By : |February 7, 2018 0

Six in ten banks in Asia Pacific say that they are experiencing application fraud using synthetic identities according to a recent poll by FICO, and a further one in five banks say that the number of fraudulent applications for credit cards now sits between five to 10 percent of all applications.

“Identity fraud was a growing problem in 2017,” said Dan McConaghy, president of FICO in Asia Pacific . “As prevention technologies have improved to stop activities such as card skimming, criminals are now stealing identities or constructing ‘fake people’ to get real credit cards.”

Synthetic identity fraud is where new identities are made by blending elements from multiple individuals, making the uncovering of fraudulent transactions more complicated. Scammers take these new identities and apply for accounts to build validity for these new personas. Products such as pre-paid credit cards, utility bills and personal loans have all been used as a starting point to build credibility and credit-worthiness in a process that can take the criminal many months, sometimes years.

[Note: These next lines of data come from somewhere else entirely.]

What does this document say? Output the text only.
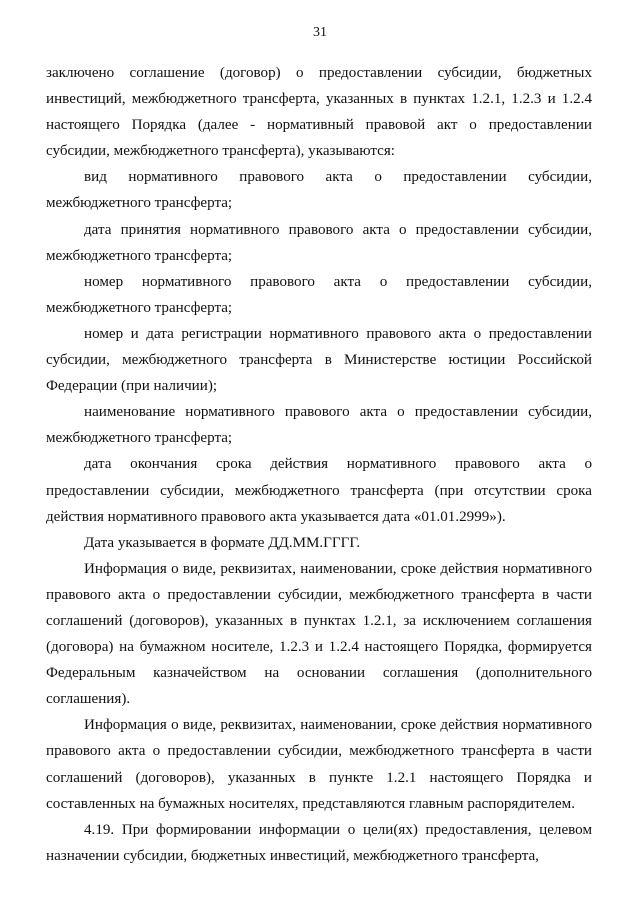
31

заключено соглашение (договор) о предоставлении субсидии, бюджетных инвестиций, межбюджетного трансферта, указанных в пунктах 1.2.1, 1.2.3 и 1.2.4 настоящего Порядка (далее - нормативный правовой акт о предоставлении субсидии, межбюджетного трансферта), указываются:

вид нормативного правового акта о предоставлении субсидии, межбюджетного трансферта;

дата принятия нормативного правового акта о предоставлении субсидии, межбюджетного трансферта;

номер нормативного правового акта о предоставлении субсидии, межбюджетного трансферта;

номер и дата регистрации нормативного правового акта о предоставлении субсидии, межбюджетного трансферта в Министерстве юстиции Российской Федерации (при наличии);

наименование нормативного правового акта о предоставлении субсидии, межбюджетного трансферта;

дата окончания срока действия нормативного правового акта о предоставлении субсидии, межбюджетного трансферта (при отсутствии срока действия нормативного правового акта указывается дата «01.01.2999»).

Дата указывается в формате ДД.ММ.ГГГГ.

Информация о виде, реквизитах, наименовании, сроке действия нормативного правового акта о предоставлении субсидии, межбюджетного трансферта в части соглашений (договоров), указанных в пунктах 1.2.1, за исключением соглашения (договора) на бумажном носителе, 1.2.3 и 1.2.4 настоящего Порядка, формируется Федеральным казначейством на основании соглашения (дополнительного соглашения).

Информация о виде, реквизитах, наименовании, сроке действия нормативного правового акта о предоставлении субсидии, межбюджетного трансферта в части соглашений (договоров), указанных в пункте 1.2.1 настоящего Порядка и составленных на бумажных носителях, представляются главным распорядителем.

4.19. При формировании информации о цели(ях) предоставления, целевом назначении субсидии, бюджетных инвестиций, межбюджетного трансферта,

FICO’s survey also found that 44 percent of banks believe that social platforms and mobile apps are the most likely to suffer a data breach. “The availability of personal information online via social media platforms and mobile apps has made it easier for culprits to mix fake and real personal information,” said McConaghy .

With all of this data available to criminals to try and apply for credit cards fraudulently, it wasn’t surprising that dealing with application fraud was the key priority for four in ten banks in 2018 .

The survey also reveals that half of banking respondents reported an increase of 25-50 percent in card testing. This is an activity where criminals test the fraud rules of the banks to check what limits and which purchase categories will result in the blocking of a card rather than an approval. A further quarter of respondents said it was even higher at 50-100 percent . This growth demonstrates the increasing sophistication of organized fraud rings.

When asked about the key obstacles to tackling more fraud, four in ten banks said the key reason was a lack of budget. The second most popular reason was that the fraud department was dealing with too many false positives.
FICO surveyed 37 executives from financial institutions across the region at the annual FICO Asia Pacific Fraud Forum held in Bangkok, Thailand in October 2017.